しんみりとしたところで、村上は「じゃ、酒井。黒沢を風呂に入れてやれ。」と言った。
「なっ?!アンタ、今いいコト言ったとこだったのに!結局俺ですか!」
「今回、黒沢を大変な目に遭わせた罰ゲームだ。」
「ナンダカンダ言って、アンタそれ一生言い続けそうだな・・・」
酒井が愚痴ると、村上はニシシと言って笑った。
「わかりましたよ!行きましょう、黒ポン!」
“すまんなぁ、酒井・・・”
「にゃみゃぁん」
「いえいえ、お気になさらず。」
酒井は俺の言ったことを理解したワケではなかったが、偶然にも返事は噛み合っていた。
「昨日は・・・ホントすいません・・・」
酒井は俺のカラダを洗いながら、頭を下げ謝った。
“いいよ。元はと言えば、俺が猫になったことが元凶だから。”
「にゃ、にゃんにゃにゃぁ〜みゃんにゃ」
片手を左右に振り、酒井のせいではないと伝える。
酒井はもう一度すいませんと謝った後、言葉を続けた。
「けどね、思ったんです。やっぱり4人だけじゃ・・・くろ君が入って5人じゃ・・・ゴスペラーズじゃないな、って。

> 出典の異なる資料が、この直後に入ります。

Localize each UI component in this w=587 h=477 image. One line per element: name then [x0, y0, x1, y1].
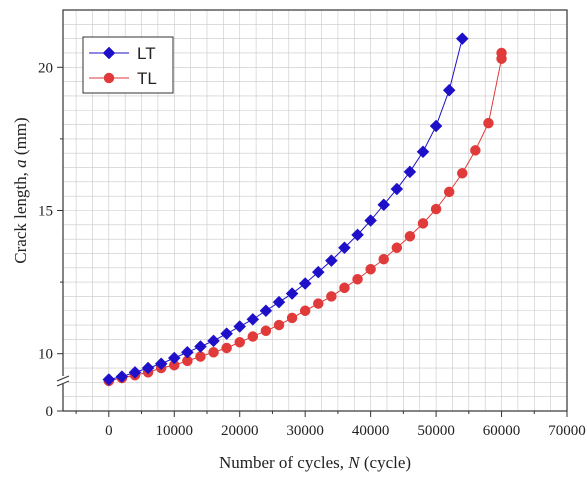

リーダーがいて、黒ポンがいて、北山がいて、安岡がいて・・・俺がいて、ゴスペラーズなんだ、って。
だからね、早く元の姿に戻ってほしいんです。」
“俺も早く戻りたいよ。やっぱ人間がいい。ゴスペラーズの黒沢薫がいいよ。”
「にゃぁおぅ、にゃにゃん、にゃみゃぁにゃぁんにゃ」
「そうですね、どうやったら戻るか、あとでみんなで考えましょう。3人寄れば・・・いや、5人寄れば文殊の知恵、ですよ。」